Tautulli – Plex Monitoring, Analytics and Notifications

Tautulli is a 3rd party application that you can run alongside your Plex Media Server to monitor activity and track various statistics. Most importantly, these statistics include what has been watched, who watched it, when and where they watched it, and how it was watched. All statistics are presented in a nice and clean interface with many tables and graphs, which makes it easy to brag about your server to everyone else.

This walk through will consist of the stack deployment and some basic configuration of the interface.


Prerequisites

I will be setting this up on Portainer utilizing Docker containers running on Ubuntu 22.04.1. Here are my setup guide for all of those pieces of software:


Deployment

---
version: "3.8"
services:
  tautulli:
    image: lscr.io/linuxserver/tautulli:latest
    container_name: tautulli
    environment:
      - PUID=0
      - PGID=0
      - TZ=America/Los_Angeles
    volumes:
      - /home/{username}/config/tautulli:/config
    ports:
      - {port number}:8181
    restart: always

Stuff to change for your deployment:

  • Version – This is be determined by the version of Docker you are running on your server. You can find this by entering the command “docker -v”. Here is a link to the Compatibility Matrix.
  • Image – You can do “latest” and it will pull the current version. I prefer to look up the actual tag for the current version. This adds a little more management to updating however pinning it to a specific version adds reliability. Here is a link to the Tautulli Tag page.
  • PUID and PGID – These numbers are specific to the user account you are running the container under. The Root user is “0” for both. You can find this for your user by logging into your server and running the “id” command.
  • TZ – Update this to be your Time Zone. Here is a link to a list of all Time Zones.
  • Volumes – This specifies where all the persistant configuration files for the Tautulli container will be stored.

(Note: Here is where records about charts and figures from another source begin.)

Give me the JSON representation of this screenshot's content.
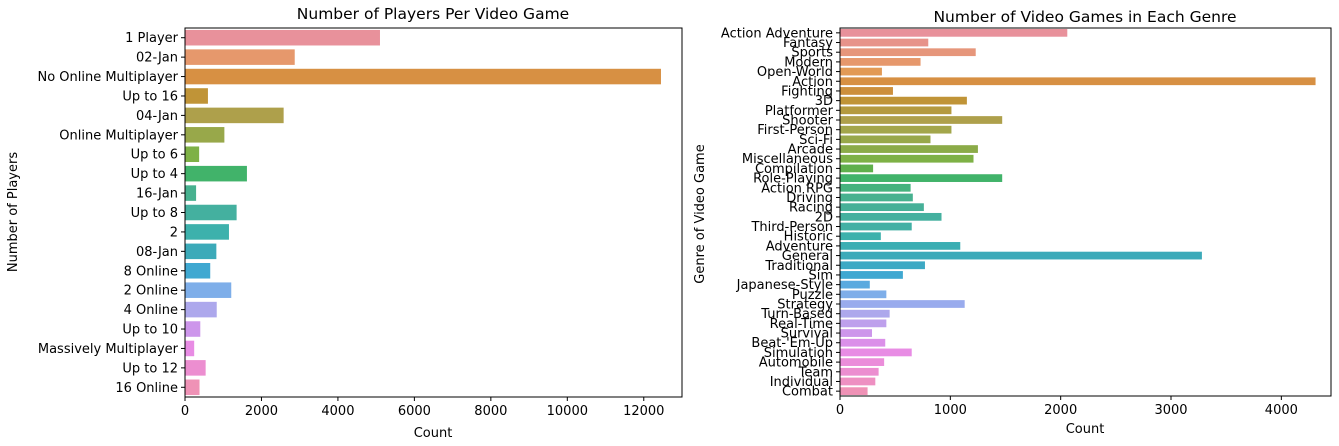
{
  "chart_data": [
    {
      "type": "bar",
      "orientation": "horizontal",
      "title": "Number of Players Per Video Game",
      "xlabel": "Count",
      "ylabel": "Number of Players",
      "xlim": [
        0,
        13000
      ],
      "xticks": [
        0,
        2000,
        4000,
        6000,
        8000,
        10000,
        12000
      ],
      "grid": false,
      "categories": [
        "1 Player",
        "02-Jan",
        "No Online Multiplayer",
        "Up to 16 ",
        "04-Jan",
        "Online Multiplayer",
        "Up to 6 ",
        "Up to 4 ",
        "16-Jan",
        "Up to 8 ",
        "2",
        "08-Jan",
        "8  Online",
        "2  Online",
        "4  Online",
        "Up to 10 ",
        "Massively Multiplayer",
        "Up to 12 ",
        "16  Online"
      ],
      "values": [
        5100,
        2870,
        12450,
        600,
        2580,
        1030,
        370,
        1620,
        290,
        1350,
        1150,
        820,
        660,
        1210,
        830,
        400,
        240,
        540,
        380
      ],
      "colors": [
        "#e8919b",
        "#e6986c",
        "#d79043",
        "#c09437",
        "#aea04b",
        "#98a84a",
        "#7eb146",
        "#41b36a",
        "#47b18f",
        "#44b09f",
        "#3db1ac",
        "#3caab9",
        "#3fa8d1",
        "#7eaee9",
        "#ada8ec",
        "#cd96eb",
        "#e88ce4",
        "#ec8ed0",
        "#ef92b6"
      ]
    },
    {
      "type": "bar",
      "orientation": "horizontal",
      "title": "Number of Video Games in Each Genre",
      "xlabel": "Count",
      "ylabel": "Genre of Video Game",
      "xlim": [
        0,
        4450
      ],
      "xticks": [
        0,
        1000,
        2000,
        3000,
        4000
      ],
      "grid": false,
      "categories": [
        "Action Adventure",
        "Fantasy",
        "Sports",
        "Modern",
        "Open-World",
        "Action",
        "Fighting",
        "3D",
        "Platformer",
        "Shooter",
        "First-Person",
        "Sci-Fi",
        "Arcade",
        "Miscellaneous",
        "Compilation",
        "Role-Playing",
        "Action RPG",
        "Driving",
        "Racing",
        "2D",
        "Third-Person",
        "Historic",
        "Adventure",
        "General",
        "Traditional",
        "Sim",
        "Japanese-Style",
        "Puzzle",
        "Strategy",
        "Turn-Based",
        "Real-Time",
        "Survival",
        "Beat-'Em-Up",
        "Simulation",
        "Automobile",
        "Team",
        "Individual",
        "Combat"
      ],
      "values": [
        2060,
        800,
        1230,
        730,
        380,
        4310,
        480,
        1150,
        1010,
        1470,
        1010,
        820,
        1250,
        1210,
        300,
        1470,
        640,
        660,
        760,
        920,
        650,
        370,
        1090,
        3280,
        770,
        570,
        270,
        420,
        1130,
        450,
        420,
        290,
        410,
        650,
        400,
        350,
        320,
        250
      ],
      "colors": [
        "#e8919b",
        "#e7938a",
        "#e6967b",
        "#e6986c",
        "#e29a55",
        "#d79043",
        "#cc8f3c",
        "#c09437",
        "#b49a3f",
        "#aea04b",
        "#a3a64b",
        "#98a84a",
        "#8bab48",
        "#7eb146",
        "#5fb04c",
        "#41b36a",
        "#45b27e",
        "#47b18f",
        "#46b098",
        "#44b09f",
        "#42b0a5",
        "#3db1ac",
        "#3aaeb3",
        "#3caab9",
        "#3da9c4",
        "#3fa8d1",
        "#5aaadf",
        "#7eaee9",
        "#99abed",
        "#ada8ec",
        "#bea0ec",
        "#cd96eb",
        "#db90e9",
        "#e88ce4",
        "#eb8dda",
        "#ec8ed0",
        "#ee90c2",
        "#ef92b6"
      ]
    }
  ]
}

Update the information with your username or change the location before the “:” to a location of your choosing.
  • Ports – You will want to update this to a port that works well inside your environment. It will be the port that you connect to the web interface of the container. The default is port 8181 which is fine if you don’t already have something on that port.
  • Restart – You will want to set this to the way you want docker to handle the restarting of the container. Here is a link to the Restart Policies to choose from. I prefer “unless-stopped” so if it crashes or the server restarts, it will automatically restart the container but if you stop the container manually, it won’t try to start it on the next server restart.

Configure Tautulli

Now that your Tautulli container is deployed, lets connect to it and make some configuration changes.

Open your web browser and navigate to “http://{server name or IP}:{port you configured in the stack}”.

You should see a welcome page that looks like the image below:

On the “Authentication” information page, configure a admin username and password you will use to login to the website.

On the “Plex Account” page, click the “Sign In with Plex” button.

Sign-in with the plex account you have configured to administrate your Plex server.

As long as you get the checkmark and the “Authentication successful.” message, you are good to proceed.

On the “Plex Media Server” screen, click the drop down and select your servers main IP address. If your plex server is on the same network as your Tautulli server, select that networks IP address. Otherwise you will need to select the external address of your network.

For the Plex Port information, you can leave with the default “32400”, which is the default port for plex, unless you changed it to something else. I would recommend you try to “Use Secure Connection”, if it doesn’t work during verification, just uncheck the box. If its a “Remote Server”, as in its on a different network, check the box. Click “Verify” to confirm you can communicate with the server correctly.

On the “Activity Logging” screen, you can change the amount of seconds a play needs to run before its counted in the statistics. I leave mine at the 2 minute (120 seconds) mark.

On the “Notifications” page, read through the information and click “Next”.

If you have an old database from a previous installation, read through the “Database Import” information and click “Finish”.

Once complete, wait for the recommended time and click “Finish”.

At the Sign In page, click “Sign In With Tautulli” button and sign in with the same admin username and password at the beginning of the setup.


As your plex users start streaming content, it will start capturing any information it can. The server will retain all information as long as it has drive space.

For the full list of features and information collected, please refer to the official Tautulli website.